A trusted setup is often seen as a drawback in cryptographic protocols that require it because any flaw in the setup could compromise the security or privacy of the entire system. If the initial setup isn't done correctly or securely, or if it's performed by a single trusted entity that later becomes compromised, the integrity of the system can be undermined.

Verifier

The party that checks a proof. Their goal is to be convinced that the prover knows a secret or piece of information without learning what the information is.

Wait-free

In the context of shared memory algorithms, an algorithm is described as wait-free if every correct process is guaranteed to complete its operation in a finite number of its own steps, irrespective of the actions or failures of other processes.

In simpler terms, if process FF starts an operation, it will finish it within a predictable number of its own atomic steps, no matter what other processes are doing. This assumes that local operations of any process, say P1P_1, and actions on shared objects complete within a known timeframe.

World State Trie

The Trie in charge of keeping track of the state of all Accounts.

Zero-knowledge Ethereum Virtual Machine (zkEVM)

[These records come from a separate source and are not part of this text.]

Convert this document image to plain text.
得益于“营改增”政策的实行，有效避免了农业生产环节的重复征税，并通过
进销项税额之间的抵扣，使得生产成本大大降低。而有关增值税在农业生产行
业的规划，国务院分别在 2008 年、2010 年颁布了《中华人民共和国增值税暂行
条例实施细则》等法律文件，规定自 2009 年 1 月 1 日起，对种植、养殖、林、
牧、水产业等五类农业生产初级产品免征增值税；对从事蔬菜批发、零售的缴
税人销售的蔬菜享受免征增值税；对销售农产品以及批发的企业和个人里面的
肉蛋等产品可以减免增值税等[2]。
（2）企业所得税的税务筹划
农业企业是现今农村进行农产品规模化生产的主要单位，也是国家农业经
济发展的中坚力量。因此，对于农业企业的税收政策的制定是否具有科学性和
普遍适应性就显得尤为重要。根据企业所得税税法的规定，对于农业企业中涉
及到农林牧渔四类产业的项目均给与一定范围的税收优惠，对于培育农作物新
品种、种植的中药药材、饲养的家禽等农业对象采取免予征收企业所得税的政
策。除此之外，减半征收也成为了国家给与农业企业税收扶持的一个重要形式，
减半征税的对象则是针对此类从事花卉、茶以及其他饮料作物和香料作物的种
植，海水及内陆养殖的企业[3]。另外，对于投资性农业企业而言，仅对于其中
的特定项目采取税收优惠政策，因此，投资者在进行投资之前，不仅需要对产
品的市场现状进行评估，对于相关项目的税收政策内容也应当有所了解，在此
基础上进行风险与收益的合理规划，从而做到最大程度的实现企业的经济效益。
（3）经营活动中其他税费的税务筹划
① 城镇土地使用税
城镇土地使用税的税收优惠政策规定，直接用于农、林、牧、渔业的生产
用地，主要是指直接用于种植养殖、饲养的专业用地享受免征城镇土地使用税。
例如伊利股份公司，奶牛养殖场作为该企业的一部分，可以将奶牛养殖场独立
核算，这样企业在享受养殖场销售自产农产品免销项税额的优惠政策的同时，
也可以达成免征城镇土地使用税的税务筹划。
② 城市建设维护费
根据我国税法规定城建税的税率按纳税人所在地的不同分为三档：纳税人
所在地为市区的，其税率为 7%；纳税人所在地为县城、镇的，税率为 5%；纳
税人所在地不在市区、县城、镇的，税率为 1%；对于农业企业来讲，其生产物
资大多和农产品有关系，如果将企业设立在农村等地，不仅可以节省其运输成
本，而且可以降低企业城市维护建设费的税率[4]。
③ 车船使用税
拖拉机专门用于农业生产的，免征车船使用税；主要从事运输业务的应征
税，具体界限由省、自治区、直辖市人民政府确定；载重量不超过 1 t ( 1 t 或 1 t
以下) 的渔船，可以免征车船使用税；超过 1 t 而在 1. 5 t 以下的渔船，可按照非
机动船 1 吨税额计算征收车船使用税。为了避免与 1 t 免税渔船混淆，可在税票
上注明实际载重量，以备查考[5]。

A type of virtual machine designed to run smart contract transactions in a manner that is compatible with both the computations of zero-knowledge proofs and the current infrastructure of Ethereum. The zkEVM mirrors the Ethereum setting, effectively integrating the established Ethereum development experience and existing utilities into highly scalable and secure subnets.

zk-SNARK

Stands for "Zero-Knowledge Succinct Non-Interactive Argument of Knowledge." A non-interactive cryptographic protocol that enables one party (the prover) to prove the validity of a statement to another party (the verifier) without revealing any information other than that the proof is true. The mathematical basis for zk-SNARK is elliptic curve cryptography, and zk-SNARK requires a [trusted setup(./glossary.html#trusted-setup)].

zk-STARK

Stands for "Zero-Knowledge Scalable Transparent Argument of Knowledge." Similar to the zk-SNARK, it is a non-interactive cryptographic protocol that enables one party (the prover) to prove the validity of a statement to another party (the verifier) without revealing any information other than that the proof is true. The mathematical basis for a zk-STARK is collision-resistant hash functions, and zk-STARK does not require a trusted setup. zk-STARK proofs are larger than zk-SNARK proofs, but it is less computationally demanding to verify them, making them more scalable.